ARTICLE 9A - RAJUSTEMENT DU LOYER PAYÉ D'AVANCE

Si le produit reçu par le preneur relativement à l'un ou l'autre appartement par suite de la cession par lui du présent bail est inférieur à la contrepartie indexée versée pour tout appartement, le loyer payé d'avance précisé à la page 2 du présent bail sera rajusté à la baisse en fonction du manque à gagner, et le bailleur convient de payer au preneur immédiatement, sur demande, le montant de ce manque à gagner.

Dans le présent article, “ contrepartie indexée ” signifie :

103 p. 100 de la contrepartie attribuée relativement à toute cession conclue avant le 31 juillet 1985;

106 p. 100 de la contrepartie attribuée relativement à toute cession conclue avant le 31 juillet 1986;

109 p. 100 de la contrepartie attribuée relativement à toute cession conclue avant le 31 juillet 1987;

112 p. 100 de la contrepartie attribuée relativement à toute cession conclue avant le 31 juillet 1988;

115 p. 100 de la contrepartie attribuée relativement à toute cession conclue avant le 31 juillet 1989.

Dans le présent article, “ contrepartie attribuée ” s'entend de l'attribution du loyer de 9 557 910 $ payé d'avance, effectuée par entente entre les parties au présent bail à l’égard de tout appartement. Le “ produit ”, dans le présent article, s'entend du montant payable, par un cessionnaire, au preneur en contrepartie de tout appartement, moins les frais de vente et le coût des travaux de rénovation de l'appartement en question effectués avant la cession.

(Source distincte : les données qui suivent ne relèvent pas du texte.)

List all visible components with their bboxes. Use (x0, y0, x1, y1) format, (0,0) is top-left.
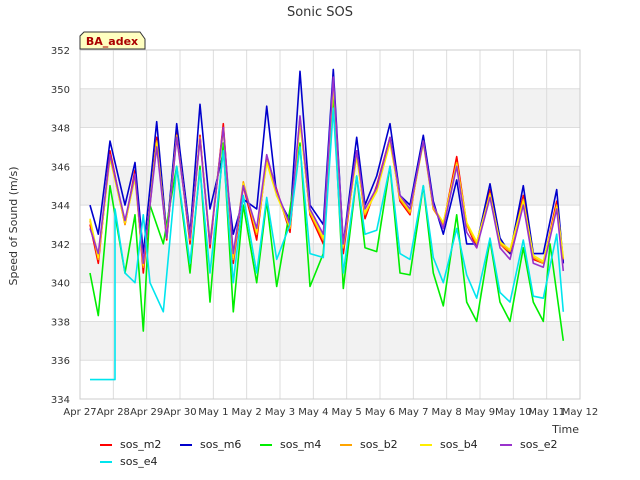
x-tick-label: May 2 (232, 407, 262, 418)
site-badge-label: BA_adex (86, 35, 138, 48)
y-axis-label: Speed of Sound (m/s) (7, 167, 20, 286)
legend-swatch (100, 460, 112, 463)
y-tick-label: 348 (51, 124, 70, 135)
legend-swatch (100, 443, 112, 446)
x-axis-label: Time (551, 423, 579, 436)
x-tick-label: May 5 (332, 407, 362, 418)
chart-title: Sonic SOS (287, 5, 353, 20)
plot-band (80, 50, 580, 89)
plot-band (80, 282, 580, 322)
legend-swatch (420, 443, 432, 446)
y-tick-label: 346 (51, 162, 70, 173)
plot-band (80, 360, 580, 399)
legend-item: sos_b2 (340, 438, 420, 451)
legend-swatch (500, 443, 512, 446)
legend: sos_m2 sos_m6 sos_m4 sos_b2 sos_b4 sos_e… (100, 436, 600, 470)
legend-row: sos_m2 sos_m6 sos_m4 sos_b2 sos_b4 sos_e… (100, 436, 600, 453)
x-tick-label: Apr 28 (97, 407, 130, 418)
x-tick-label: Apr 30 (163, 407, 196, 418)
x-tick-label: Apr 27 (63, 407, 96, 418)
x-tick-label: May 9 (465, 407, 495, 418)
x-tick-label: May 1 (198, 407, 228, 418)
plot-border (79, 49, 581, 400)
legend-item: sos_m6 (180, 438, 260, 451)
legend-swatch (180, 443, 192, 446)
y-tick-label: 334 (51, 395, 70, 406)
legend-label: sos_m4 (280, 438, 322, 451)
legend-label: sos_b4 (440, 438, 478, 451)
y-tick-label: 342 (51, 240, 70, 251)
y-tick-label: 338 (51, 317, 70, 328)
y-tick-label: 336 (51, 356, 70, 367)
legend-label: sos_e2 (520, 438, 558, 451)
series-line-sos_e2 (89, 76, 565, 272)
y-tick-label: 340 (51, 279, 70, 290)
x-tick-label: Apr 29 (130, 407, 163, 418)
x-tick-label: May 6 (365, 407, 395, 418)
legend-item: sos_e4 (100, 455, 180, 468)
legend-label: sos_b2 (360, 438, 398, 451)
legend-label: sos_m6 (200, 438, 242, 451)
site-badge: BA_adex (79, 31, 146, 50)
series-line-sos_e4 (90, 107, 565, 381)
y-tick-label: 352 (51, 46, 70, 57)
x-tick-label: May 10 (495, 407, 532, 418)
legend-item: sos_e2 (500, 438, 580, 451)
x-tick-label: May 3 (265, 407, 295, 418)
y-tick-label: 344 (51, 201, 70, 212)
legend-item: sos_m4 (260, 438, 340, 451)
legend-label: sos_e4 (120, 455, 158, 468)
plot-band (80, 321, 580, 361)
series-layer (89, 68, 565, 381)
x-tick-label: May 7 (398, 407, 428, 418)
x-tick-label: May 4 (298, 407, 328, 418)
legend-item: sos_b4 (420, 438, 500, 451)
legend-row: sos_e4 (100, 453, 600, 470)
legend-swatch (340, 443, 352, 446)
y-tick-labels: 334 336 338 340 342 344 346 348 350 352 (51, 46, 70, 406)
plot-bands (80, 50, 580, 399)
y-tick-label: 350 (51, 85, 70, 96)
legend-label: sos_m2 (120, 438, 162, 451)
x-tick-label: May 12 (562, 407, 599, 418)
x-tick-label: May 8 (432, 407, 462, 418)
plot-band (80, 166, 580, 206)
legend-swatch (260, 443, 272, 446)
plot-band (80, 205, 580, 244)
legend-item: sos_m2 (100, 438, 180, 451)
x-tick-label: May 11 (528, 407, 565, 418)
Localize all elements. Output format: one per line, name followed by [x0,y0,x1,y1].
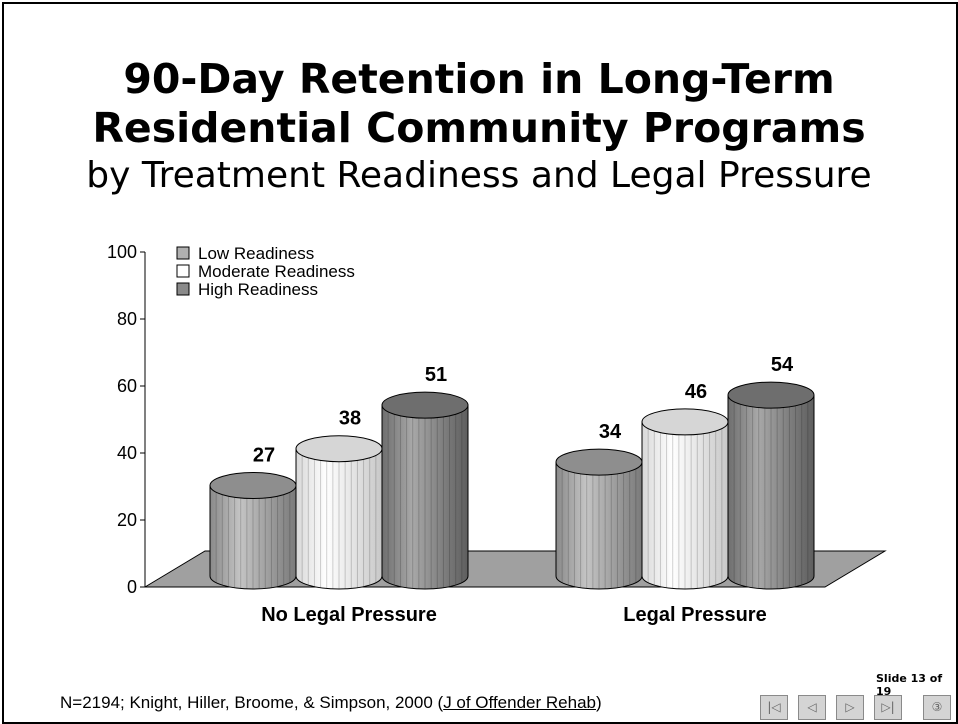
y-tick-label: 80 [117,309,137,329]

[8] De toute évidence, on voulait dès le départ que les baux de chacun des appartements soient vendus plus cher que la part du loyer payé d'avance attribuée à chacun d'eux et, si le prix obtenu pour la cession des baux était inférieur à un montant minimal prédéterminé, le loyer payé d'avance de 9 557 910 $ devait être rajusté à la baisse proportionnellement.

[9] Le 1er janvier 1988, les bailleurs et l'appelante ont modifié le bail en supprimant l'article 9A, en prolongeant la durée du bail jusqu'au 31 décembre 2087 et en augmentant le loyer payé d'avance de 35 000 $ en contrepartie de la prolongation du bail, le coût total passant alors à 9 592 910 $. Entre le 1er octobre 1984 et le 1er octobre 1988, l'appelante avait donné les appartements à bail à des particuliers; il s’agissait de baux à court terme, au mois.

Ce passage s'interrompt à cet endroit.